Edmund Clarence Stedman, ed. (1833–1908). A Victorian Anthology, 1837–1895. 1895.

Matthew Arnold 1822–88

From “Empedocles on Etna”

Arnold-M

AND you, ye stars,

Who slowly begin to marshal,

As of old, in the fields of heaven,

Your distant, melancholy lines!

Have you, too, surviv’d yourselves?

Are you, too, what I fear to become?

You, too, once liv’d;

You too mov’d joyfully,

Among august companions,

In an older world, peopled by Gods,

In a mightier order,

The radiant, rejoicing, intelligent Sons of Heaven.

But now, ye kindle

Your lonely, cold-shining lights,

Unwilling lingerers

In the heavenly wilderness,

For a younger, ignoble world;

And renew, by necessity,

Night after night your courses,

In echoing, unnear’d silence,

Above a race you know not—

Uncaring and undelighted,

Without friend and without home;

Weary like us, though not

Weary with our weariness.

No, no, ye stars! there is no death with you,

No languor, no decay! languor and death,

They are with me, not you! ye are alive—

Ye, and the pure dark ether where ye ride

Brilliant above me!

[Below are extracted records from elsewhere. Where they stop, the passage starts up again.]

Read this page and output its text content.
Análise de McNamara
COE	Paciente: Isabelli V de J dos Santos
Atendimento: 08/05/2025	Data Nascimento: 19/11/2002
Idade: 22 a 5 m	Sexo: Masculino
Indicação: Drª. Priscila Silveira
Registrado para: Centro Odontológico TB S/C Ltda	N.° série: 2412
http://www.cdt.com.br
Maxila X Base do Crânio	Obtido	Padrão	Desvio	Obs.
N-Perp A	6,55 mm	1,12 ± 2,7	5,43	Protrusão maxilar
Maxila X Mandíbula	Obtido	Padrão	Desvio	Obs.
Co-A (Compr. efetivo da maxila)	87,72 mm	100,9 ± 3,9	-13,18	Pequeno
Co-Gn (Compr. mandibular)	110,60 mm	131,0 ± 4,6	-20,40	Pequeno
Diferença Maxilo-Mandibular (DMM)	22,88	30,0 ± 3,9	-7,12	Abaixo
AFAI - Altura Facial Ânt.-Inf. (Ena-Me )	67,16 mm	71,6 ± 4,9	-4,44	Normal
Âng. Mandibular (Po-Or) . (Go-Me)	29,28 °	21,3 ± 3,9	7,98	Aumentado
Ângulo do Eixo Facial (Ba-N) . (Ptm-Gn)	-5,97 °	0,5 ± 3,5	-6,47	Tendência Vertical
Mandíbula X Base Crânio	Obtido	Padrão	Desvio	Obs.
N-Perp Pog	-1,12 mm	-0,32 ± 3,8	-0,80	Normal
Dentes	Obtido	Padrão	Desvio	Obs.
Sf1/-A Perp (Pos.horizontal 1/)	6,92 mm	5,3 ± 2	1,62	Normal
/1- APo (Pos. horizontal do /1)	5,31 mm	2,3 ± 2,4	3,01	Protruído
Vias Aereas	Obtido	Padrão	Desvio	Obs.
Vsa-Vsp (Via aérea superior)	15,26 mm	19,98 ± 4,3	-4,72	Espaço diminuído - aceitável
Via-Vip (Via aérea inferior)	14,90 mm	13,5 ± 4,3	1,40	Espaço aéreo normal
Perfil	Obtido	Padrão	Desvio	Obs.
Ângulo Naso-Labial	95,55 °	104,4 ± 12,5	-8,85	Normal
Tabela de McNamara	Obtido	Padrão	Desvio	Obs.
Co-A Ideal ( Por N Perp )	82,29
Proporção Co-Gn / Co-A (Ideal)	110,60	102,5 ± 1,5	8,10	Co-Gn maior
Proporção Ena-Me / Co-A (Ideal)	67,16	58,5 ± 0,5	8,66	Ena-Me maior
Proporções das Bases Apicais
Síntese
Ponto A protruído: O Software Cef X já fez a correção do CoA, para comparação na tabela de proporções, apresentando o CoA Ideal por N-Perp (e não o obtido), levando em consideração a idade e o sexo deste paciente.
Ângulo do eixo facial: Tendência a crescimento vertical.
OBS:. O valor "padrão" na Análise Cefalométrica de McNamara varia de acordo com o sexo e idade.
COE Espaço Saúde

And thou, fiery world,

That sapp’st the vitals of this terrible mount

Upon whose charr’d and quaking crust I stand—

Thou, too, brimmest with life!—the sea of cloud,

That heaves its white and billowy vapors up

To moat this isle of ashes from the world,

Lives; and that other fainter sea, far down,

O’er whose lit floor a road of moonbeams leads

To Etna’s Liparëan sister-fires

And the long dusky line of Italy—

That mild and luminous floor of waters lives,

With held-in joy swelling its heart; I only,

Whose spring of hope is dried, whose spirit has fail’d,

I, who have not, like these, in solitude

Maintain’d courage and force, and in myself

Nurs’d an immortal vigor—I alone

Am dead to life and joy, therefore I read

In all things my own deadness.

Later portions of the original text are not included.